Natuurlijk zullen er genoeg mensen zijn geweest die hinder ondervonden, maar grosso modo werd er door het publiek opvallend mild gereageerd op alle verstoringen en pasten mensen zich makkelijk aan.
Misschien komt het doordat Nederland de afgelopen weken al een beetje murw raakte door de ontregeling van het treinverkeer, vanwege de stakingen van het NS-personeel. Maar het heeft ook zeker te maken met de flexibiliteit die de samenleving erbij heeft gekregen door de mogelijkheid tot thuiswerken, een verworvenheid die in een week als deze uitstekend van pas kwam.
Uit onderzoek van vakcentrale CNV onder 1.200 thuiswerkers bleek vorige maand alleen dat werkgevers minder enthousiast zijn geworden over deze manier van werken. Eén op de drie ondervraagden zei nu minder vrijheid te hebben om thuis te werken dan twee jaar geleden. Sinds de coronatijd was twee à drie dagen per week naar kantoor komen voor veel werknemers min of meer de norm geworden. Dat is nu weer aan het opschuiven naar drie à vier dagen per week.
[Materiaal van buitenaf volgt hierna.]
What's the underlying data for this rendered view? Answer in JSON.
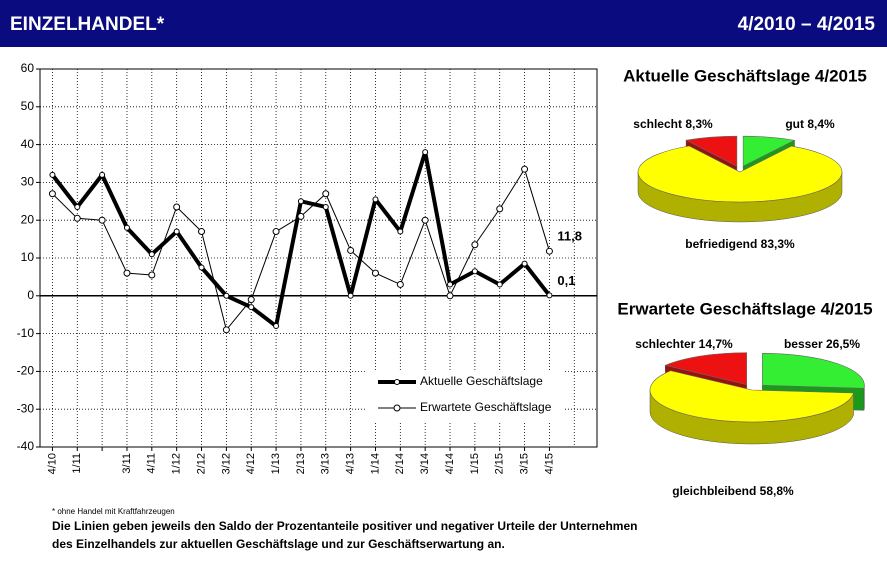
{
  "header": {
    "title": "EINZELHANDEL*",
    "period": "4/2010 – 4/2015"
  },
  "footnote": "* ohne Handel mit Kraftfahrzeugen",
  "note_lines": [
    "Die Linien geben jeweils den Saldo der Prozentanteile positiver und negativer Urteile der Unternehmen",
    "des Einzelhandels zur aktuellen Geschäftslage und zur Geschäftserwartung an."
  ],
  "chart_data": [
    {
      "type": "line",
      "categories": [
        "4/10",
        "1/11",
        null,
        "3/11",
        "4/11",
        "1/12",
        "2/12",
        "3/12",
        "4/12",
        "1/13",
        "2/13",
        "3/13",
        "4/13",
        "1/14",
        "2/14",
        "3/14",
        "4/14",
        "1/15",
        "2/15",
        "3/15",
        "4/15"
      ],
      "series": [
        {
          "name": "Aktuelle Geschäftslage",
          "color": "#000000",
          "values": [
            32,
            23.5,
            32,
            18,
            11,
            17,
            7.5,
            0,
            -3,
            -8,
            25,
            23.5,
            0,
            25.5,
            17,
            38,
            3,
            6.5,
            3,
            8.5,
            0.1
          ],
          "value_labels": [
            null,
            null,
            null,
            null,
            null,
            null,
            null,
            null,
            null,
            null,
            null,
            null,
            null,
            null,
            null,
            null,
            null,
            null,
            null,
            null,
            "0,1"
          ]
        },
        {
          "name": "Erwartete Geschäftslage",
          "color": "#000000",
          "values": [
            27,
            20.5,
            20,
            6,
            5.5,
            23.5,
            17,
            -9,
            -1,
            17,
            21,
            27,
            12,
            6,
            3,
            20,
            0,
            13.5,
            23,
            33.5,
            11.8
          ],
          "value_labels": [
            null,
            null,
            null,
            null,
            null,
            null,
            null,
            null,
            null,
            null,
            null,
            null,
            null,
            null,
            null,
            null,
            null,
            null,
            null,
            null,
            "11,8"
          ]
        }
      ],
      "ylim": [
        -40,
        60
      ],
      "yticks": [
        -40,
        -30,
        -20,
        -10,
        0,
        10,
        20,
        30,
        40,
        50,
        60
      ],
      "grid": true
    },
    {
      "type": "pie",
      "title": "Aktuelle Geschäftslage 4/2015",
      "categories": [
        "gut",
        "befriedigend",
        "schlecht"
      ],
      "values": [
        8.4,
        83.3,
        8.3
      ],
      "value_labels": [
        "8,4%",
        "83,3%",
        "8,3%"
      ],
      "colors": [
        "#33ee33",
        "#ffff00",
        "#ee1111"
      ]
    },
    {
      "type": "pie",
      "title": "Erwartete Geschäftslage 4/2015",
      "categories": [
        "besser",
        "gleichbleibend",
        "schlechter"
      ],
      "values": [
        26.5,
        58.8,
        14.7
      ],
      "value_labels": [
        "26,5%",
        "58,8%",
        "14,7%"
      ],
      "colors": [
        "#33ee33",
        "#ffff00",
        "#ee1111"
      ]
    }
  ]
}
Aan de ene kant is het begrijpelijk dat werkgevers eraan hechten dat hun werknemers regelmatig op kantoor verschijnen. Samenwerken vraagt nu eenmaal dat mensen elkaar ook van tijd tot tijd fysiek ontmoeten; dat is goed voor de teamgeest en het onderlinge begrip en arbeidsproductiviteit.
Het lijkt verstandig als werkgevers en werknemers hierin samen een middenweg bewandelen, en in gesprek blijven over de juiste balans. Daar hebben niet alleen individuele bedrijven en werknemers baat bij, het hele land vaart er wel bij als het thuiswerken kan worden ingezet op momenten dat er even wat meer flexibiliteit in de mobiliteit nodig is. Thuiswerken is een nuttig middel om op momenten in te zetten, maar het mag niet, hoe verleidelijk ook, als oplossing worden gezien voor hardnekkige mobiliteitsproblemen in Nederland in het ov en op de snelweg.